Pero sin duda, uno de los elementos más sensibles, y peor resueltos por la Ley, es el relativo a la colaboración de las Administraciones públicas con los particulares y las asociaciones de víctimas en la localización de fosas, exhumación e identificación de restos. La Ley transfiere a las víctimas la carga de liderar una investigación que debería ser asumida y dirigida por el Estado. Como indicara Amnistía Internacional, “dichas tareas no pueden ser acometidas de cualquier manera. Se requiere de un Protocolo de exhumación, identificación, e inhumación de los cadáveres, preservando de forma estricta la cadena de custodia de los restos humanos y de otros elementos como pruebas judiciales que son” (ver Informe Amnistía Internacional “sobre la obligación de investigar los crímenes del pasado y garantizar los derechos de las víctimas de desaparición forzada durante la Guerra Civil y el franquismo”, noviembre 2008).

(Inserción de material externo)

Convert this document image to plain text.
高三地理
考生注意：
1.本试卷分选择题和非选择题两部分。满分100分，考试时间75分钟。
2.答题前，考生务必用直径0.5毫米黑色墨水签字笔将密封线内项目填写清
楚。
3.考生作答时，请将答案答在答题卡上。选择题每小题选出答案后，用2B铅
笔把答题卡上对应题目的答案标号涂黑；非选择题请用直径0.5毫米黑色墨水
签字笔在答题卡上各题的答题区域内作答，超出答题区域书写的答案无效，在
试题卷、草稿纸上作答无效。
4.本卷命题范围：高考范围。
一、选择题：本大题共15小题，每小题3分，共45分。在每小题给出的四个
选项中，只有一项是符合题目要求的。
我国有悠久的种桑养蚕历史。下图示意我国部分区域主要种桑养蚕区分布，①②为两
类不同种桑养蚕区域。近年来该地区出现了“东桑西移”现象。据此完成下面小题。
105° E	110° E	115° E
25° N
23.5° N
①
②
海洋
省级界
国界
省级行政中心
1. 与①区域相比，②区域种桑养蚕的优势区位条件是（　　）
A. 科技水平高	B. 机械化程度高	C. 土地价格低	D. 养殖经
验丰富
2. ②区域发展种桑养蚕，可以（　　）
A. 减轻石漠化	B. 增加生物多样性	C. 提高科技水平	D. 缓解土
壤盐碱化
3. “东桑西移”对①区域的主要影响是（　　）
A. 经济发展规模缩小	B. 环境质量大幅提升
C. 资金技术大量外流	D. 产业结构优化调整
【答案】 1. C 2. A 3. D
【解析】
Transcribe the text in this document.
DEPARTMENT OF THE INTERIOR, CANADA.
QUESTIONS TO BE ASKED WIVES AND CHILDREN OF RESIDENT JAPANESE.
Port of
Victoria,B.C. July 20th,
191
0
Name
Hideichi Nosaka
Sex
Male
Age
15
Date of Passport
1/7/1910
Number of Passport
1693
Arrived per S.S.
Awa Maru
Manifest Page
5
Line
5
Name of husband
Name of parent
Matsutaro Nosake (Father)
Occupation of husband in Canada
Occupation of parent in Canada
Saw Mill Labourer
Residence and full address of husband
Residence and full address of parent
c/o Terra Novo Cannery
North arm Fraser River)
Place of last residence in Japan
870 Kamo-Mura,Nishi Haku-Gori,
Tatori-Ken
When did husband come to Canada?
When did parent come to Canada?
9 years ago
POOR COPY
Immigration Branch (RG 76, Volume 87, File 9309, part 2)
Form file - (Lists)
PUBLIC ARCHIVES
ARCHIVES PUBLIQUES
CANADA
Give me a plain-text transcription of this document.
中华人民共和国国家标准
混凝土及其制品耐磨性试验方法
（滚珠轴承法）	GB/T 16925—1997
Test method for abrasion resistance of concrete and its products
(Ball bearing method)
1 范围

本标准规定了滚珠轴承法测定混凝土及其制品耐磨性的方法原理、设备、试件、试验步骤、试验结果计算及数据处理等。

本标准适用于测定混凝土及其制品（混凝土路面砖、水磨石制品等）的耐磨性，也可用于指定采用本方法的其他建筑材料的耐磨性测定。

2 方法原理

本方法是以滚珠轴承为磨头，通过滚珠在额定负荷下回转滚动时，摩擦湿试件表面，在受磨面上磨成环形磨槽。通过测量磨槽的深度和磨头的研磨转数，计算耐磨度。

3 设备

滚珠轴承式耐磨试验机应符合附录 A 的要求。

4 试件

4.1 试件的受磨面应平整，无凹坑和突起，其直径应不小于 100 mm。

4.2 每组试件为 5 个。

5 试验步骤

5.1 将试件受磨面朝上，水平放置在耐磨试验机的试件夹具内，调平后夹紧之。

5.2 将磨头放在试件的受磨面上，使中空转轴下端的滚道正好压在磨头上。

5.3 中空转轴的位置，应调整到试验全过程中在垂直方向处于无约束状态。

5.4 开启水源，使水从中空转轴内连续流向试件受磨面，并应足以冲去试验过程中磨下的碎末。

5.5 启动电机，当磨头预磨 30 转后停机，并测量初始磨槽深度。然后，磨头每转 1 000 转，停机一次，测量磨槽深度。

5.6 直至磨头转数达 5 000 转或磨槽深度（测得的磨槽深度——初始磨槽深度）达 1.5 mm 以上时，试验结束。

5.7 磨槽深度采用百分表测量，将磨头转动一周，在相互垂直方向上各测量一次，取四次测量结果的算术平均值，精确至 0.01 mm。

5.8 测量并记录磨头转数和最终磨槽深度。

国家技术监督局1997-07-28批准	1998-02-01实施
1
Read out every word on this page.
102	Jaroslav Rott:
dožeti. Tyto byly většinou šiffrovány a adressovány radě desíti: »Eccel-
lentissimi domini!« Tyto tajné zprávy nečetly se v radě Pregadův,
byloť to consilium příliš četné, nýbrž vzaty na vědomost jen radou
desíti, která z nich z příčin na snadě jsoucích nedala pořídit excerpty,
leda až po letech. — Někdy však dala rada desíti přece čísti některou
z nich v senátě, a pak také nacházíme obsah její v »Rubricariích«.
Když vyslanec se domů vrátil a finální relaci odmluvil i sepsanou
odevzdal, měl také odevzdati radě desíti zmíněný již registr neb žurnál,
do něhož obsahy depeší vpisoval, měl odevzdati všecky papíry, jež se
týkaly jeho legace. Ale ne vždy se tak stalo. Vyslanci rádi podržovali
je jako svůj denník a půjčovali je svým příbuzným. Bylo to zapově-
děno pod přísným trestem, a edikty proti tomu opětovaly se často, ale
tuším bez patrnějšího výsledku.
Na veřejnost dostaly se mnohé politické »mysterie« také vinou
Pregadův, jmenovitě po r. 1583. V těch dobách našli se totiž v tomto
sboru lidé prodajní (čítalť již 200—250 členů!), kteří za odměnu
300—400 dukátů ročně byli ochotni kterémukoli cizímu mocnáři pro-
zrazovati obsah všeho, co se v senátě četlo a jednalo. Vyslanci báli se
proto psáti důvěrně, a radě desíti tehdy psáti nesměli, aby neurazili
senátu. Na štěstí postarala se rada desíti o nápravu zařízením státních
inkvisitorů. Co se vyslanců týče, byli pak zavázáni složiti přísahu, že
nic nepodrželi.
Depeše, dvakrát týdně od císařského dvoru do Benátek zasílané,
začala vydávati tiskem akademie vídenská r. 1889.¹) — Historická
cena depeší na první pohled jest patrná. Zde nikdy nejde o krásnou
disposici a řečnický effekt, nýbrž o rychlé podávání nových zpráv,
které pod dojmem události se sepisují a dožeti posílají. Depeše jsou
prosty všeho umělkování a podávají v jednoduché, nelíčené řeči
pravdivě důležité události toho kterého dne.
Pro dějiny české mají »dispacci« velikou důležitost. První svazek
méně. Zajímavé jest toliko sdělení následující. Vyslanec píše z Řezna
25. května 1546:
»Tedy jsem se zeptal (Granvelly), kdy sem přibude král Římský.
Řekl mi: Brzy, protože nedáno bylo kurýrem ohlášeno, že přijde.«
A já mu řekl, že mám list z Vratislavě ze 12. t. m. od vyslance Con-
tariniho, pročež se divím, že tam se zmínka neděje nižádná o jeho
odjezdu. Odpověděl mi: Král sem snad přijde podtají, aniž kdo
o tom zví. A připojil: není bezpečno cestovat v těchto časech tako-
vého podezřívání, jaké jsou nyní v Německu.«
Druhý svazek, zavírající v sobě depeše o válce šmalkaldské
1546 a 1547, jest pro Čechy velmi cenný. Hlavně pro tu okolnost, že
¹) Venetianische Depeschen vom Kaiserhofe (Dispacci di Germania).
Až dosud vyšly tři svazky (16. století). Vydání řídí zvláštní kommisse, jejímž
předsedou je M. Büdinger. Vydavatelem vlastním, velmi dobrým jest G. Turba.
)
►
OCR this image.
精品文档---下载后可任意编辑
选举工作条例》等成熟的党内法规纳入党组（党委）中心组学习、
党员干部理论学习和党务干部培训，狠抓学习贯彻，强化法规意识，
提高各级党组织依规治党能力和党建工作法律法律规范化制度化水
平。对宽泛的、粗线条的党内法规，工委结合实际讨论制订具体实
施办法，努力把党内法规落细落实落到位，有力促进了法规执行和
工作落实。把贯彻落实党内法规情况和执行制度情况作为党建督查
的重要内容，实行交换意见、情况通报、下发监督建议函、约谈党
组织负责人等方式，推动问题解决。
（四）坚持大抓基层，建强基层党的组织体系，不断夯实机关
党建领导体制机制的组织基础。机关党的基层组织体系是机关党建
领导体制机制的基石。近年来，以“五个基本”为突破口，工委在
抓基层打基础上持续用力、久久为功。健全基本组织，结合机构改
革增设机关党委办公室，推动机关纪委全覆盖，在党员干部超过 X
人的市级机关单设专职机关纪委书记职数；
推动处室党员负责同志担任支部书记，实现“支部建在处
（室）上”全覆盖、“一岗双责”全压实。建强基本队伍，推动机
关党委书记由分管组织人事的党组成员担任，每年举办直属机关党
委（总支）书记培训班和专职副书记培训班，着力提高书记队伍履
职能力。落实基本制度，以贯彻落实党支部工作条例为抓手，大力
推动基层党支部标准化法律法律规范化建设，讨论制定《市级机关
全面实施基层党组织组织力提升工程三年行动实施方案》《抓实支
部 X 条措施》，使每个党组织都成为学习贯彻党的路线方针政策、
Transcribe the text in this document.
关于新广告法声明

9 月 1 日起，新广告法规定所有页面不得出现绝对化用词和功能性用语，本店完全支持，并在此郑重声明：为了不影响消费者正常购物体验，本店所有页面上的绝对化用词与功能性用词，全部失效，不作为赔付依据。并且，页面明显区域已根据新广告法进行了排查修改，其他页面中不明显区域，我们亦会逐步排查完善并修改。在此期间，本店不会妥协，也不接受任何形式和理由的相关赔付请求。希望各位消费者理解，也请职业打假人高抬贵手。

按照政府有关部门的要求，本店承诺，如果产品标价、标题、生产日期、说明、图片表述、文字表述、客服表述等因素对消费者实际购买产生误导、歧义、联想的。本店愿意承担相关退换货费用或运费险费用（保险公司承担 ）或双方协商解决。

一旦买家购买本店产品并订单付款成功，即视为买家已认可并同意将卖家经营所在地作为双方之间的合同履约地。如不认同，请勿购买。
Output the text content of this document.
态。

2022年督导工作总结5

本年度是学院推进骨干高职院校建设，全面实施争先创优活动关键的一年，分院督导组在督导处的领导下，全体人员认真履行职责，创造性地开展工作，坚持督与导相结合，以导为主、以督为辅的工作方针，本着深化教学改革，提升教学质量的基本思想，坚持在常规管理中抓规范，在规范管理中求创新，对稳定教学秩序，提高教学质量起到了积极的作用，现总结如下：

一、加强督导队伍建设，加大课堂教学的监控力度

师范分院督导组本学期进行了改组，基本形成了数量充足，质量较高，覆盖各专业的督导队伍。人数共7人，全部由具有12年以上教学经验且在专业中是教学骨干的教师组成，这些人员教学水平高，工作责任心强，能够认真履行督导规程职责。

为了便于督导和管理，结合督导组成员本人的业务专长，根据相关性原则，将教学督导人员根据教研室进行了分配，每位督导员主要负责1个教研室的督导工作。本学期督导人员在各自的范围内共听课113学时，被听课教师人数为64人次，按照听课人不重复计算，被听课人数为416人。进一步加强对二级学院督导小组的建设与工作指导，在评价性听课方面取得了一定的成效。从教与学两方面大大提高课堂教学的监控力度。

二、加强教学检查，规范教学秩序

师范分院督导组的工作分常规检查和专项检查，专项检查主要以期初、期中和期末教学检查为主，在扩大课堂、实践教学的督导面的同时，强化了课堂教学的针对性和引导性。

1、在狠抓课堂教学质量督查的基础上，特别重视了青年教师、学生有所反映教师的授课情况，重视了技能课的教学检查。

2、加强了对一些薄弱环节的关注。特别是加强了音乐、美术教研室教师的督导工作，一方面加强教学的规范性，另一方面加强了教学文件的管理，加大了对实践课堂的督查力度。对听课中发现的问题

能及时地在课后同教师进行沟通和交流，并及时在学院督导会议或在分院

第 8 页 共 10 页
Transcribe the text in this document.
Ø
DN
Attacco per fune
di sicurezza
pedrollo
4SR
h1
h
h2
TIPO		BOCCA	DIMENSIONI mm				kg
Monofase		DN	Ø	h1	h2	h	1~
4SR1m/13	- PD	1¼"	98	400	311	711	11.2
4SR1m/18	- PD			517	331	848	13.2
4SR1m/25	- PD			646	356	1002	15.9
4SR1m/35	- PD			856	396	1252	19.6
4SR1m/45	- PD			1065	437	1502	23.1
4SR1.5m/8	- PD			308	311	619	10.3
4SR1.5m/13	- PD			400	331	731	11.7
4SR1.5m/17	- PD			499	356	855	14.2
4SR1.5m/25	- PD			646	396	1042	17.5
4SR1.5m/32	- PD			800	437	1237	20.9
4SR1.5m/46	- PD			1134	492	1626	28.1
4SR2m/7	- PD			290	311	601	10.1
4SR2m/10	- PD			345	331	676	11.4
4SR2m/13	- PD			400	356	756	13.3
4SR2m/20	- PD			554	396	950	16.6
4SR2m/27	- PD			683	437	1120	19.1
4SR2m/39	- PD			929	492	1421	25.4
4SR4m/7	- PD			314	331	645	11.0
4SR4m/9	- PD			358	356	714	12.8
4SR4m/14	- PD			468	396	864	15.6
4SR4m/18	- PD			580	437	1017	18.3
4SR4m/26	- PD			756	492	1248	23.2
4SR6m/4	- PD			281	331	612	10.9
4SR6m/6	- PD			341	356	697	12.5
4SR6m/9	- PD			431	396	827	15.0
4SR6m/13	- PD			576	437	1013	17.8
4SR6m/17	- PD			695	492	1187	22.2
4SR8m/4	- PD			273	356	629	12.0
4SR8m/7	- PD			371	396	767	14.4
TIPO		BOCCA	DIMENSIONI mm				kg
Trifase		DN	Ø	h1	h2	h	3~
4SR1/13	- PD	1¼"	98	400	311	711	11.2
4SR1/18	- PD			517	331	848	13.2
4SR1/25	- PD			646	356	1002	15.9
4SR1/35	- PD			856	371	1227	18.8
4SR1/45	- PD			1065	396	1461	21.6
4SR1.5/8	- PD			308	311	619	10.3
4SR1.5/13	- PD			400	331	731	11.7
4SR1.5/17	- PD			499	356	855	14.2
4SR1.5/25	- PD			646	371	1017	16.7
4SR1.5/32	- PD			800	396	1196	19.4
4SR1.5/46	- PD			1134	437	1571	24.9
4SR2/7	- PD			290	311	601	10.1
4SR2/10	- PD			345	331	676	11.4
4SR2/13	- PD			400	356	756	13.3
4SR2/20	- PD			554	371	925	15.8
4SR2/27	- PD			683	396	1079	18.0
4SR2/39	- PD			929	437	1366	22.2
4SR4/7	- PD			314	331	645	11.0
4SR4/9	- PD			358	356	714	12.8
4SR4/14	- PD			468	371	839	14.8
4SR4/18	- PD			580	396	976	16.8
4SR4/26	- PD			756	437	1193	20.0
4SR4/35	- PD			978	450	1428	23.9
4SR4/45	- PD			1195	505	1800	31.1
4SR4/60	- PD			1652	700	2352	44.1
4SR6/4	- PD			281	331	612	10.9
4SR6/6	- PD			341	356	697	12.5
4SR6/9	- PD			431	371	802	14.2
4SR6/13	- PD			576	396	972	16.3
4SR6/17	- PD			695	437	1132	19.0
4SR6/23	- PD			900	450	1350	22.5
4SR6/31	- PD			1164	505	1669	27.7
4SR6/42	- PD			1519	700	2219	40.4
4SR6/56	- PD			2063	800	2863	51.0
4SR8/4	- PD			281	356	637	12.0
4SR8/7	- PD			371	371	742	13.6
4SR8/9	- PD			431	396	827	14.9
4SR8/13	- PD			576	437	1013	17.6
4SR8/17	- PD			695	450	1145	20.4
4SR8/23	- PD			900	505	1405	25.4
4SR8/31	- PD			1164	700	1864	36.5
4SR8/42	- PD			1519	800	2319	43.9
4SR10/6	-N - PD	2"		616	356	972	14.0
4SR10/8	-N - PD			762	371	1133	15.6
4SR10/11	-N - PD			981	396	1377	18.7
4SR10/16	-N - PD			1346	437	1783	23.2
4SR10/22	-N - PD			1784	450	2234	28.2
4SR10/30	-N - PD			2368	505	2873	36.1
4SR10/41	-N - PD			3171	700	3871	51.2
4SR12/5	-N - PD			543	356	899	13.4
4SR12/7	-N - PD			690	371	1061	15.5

Así, la mera facilitación de las gestiones de las familias de los desaparecidos (subvenciones, mapas, regulación de ocupación temporal de terrenos) no son posible alternativa a una investigación que debería coordinarse y supervisarse por las autoridades judiciales competentes.

Es importante recordar, subrayando la relevancia de la preservación de los estándares en la obtención de pruebas, que la Disposición Adicional 2ª de la Ley afirma a modo de clarificación: “Las previsiones contenidas en la presente Ley son compatibles con el ejercicio de las acciones y el acceso a los procedimientos judiciales ordinarios o extraordinarios establecidos en las leyes o en los tratados y convenios internacionales suscritos por España” (ver Capricho No. 2).

Pero la tibieza que afecta a la Ley en lo referente a la investigación del paradero de los desaparecidos es sólo parte de una ausencia de mayor calado: el derecho a la verdad.
La Ley menciona en varias ocasiones el concepto de “derecho a la memoria” (el vocablo “memoria” se usa en 14 ocasiones) evitando, deliberada y tristemente, referirse al derecho a la verdad, desprotegiéndolo (el vocablo “verdad” no se usa por el legislador en ningún momento).

Tan solo 10 meses después de la aprobación de la Ley de la Memoria Histórica, el Comité de Derechos Humanos indicaba en su informe de 27 de octubre de 2008 que “aunque toma nota con satisfacción de las garantías dadas por el Estado parte en el sentido de que la Ley de la Memoria Histórica prevé que se esclarezca la suerte que corrieron los desaparecidos observa con preocupación las informaciones sobre los obstáculos con que se han tropezado las familias en sus gestiones judiciales y administrativas para obtener la exhumación de los restos y la identificación de las personas desaparecidas.”

El derecho a la verdad, bien jurídico que debería haberse protegido de forma decidida por la Ley, representa hoy una de las mayores cuentas pendientes de nuestra democracia (ver Capricho No. 4). La verdad es la piedra angular de un verdadero proceso de justicia y reparación.

Desdichada memoria la que ha de forjarse a orillas de la verdad.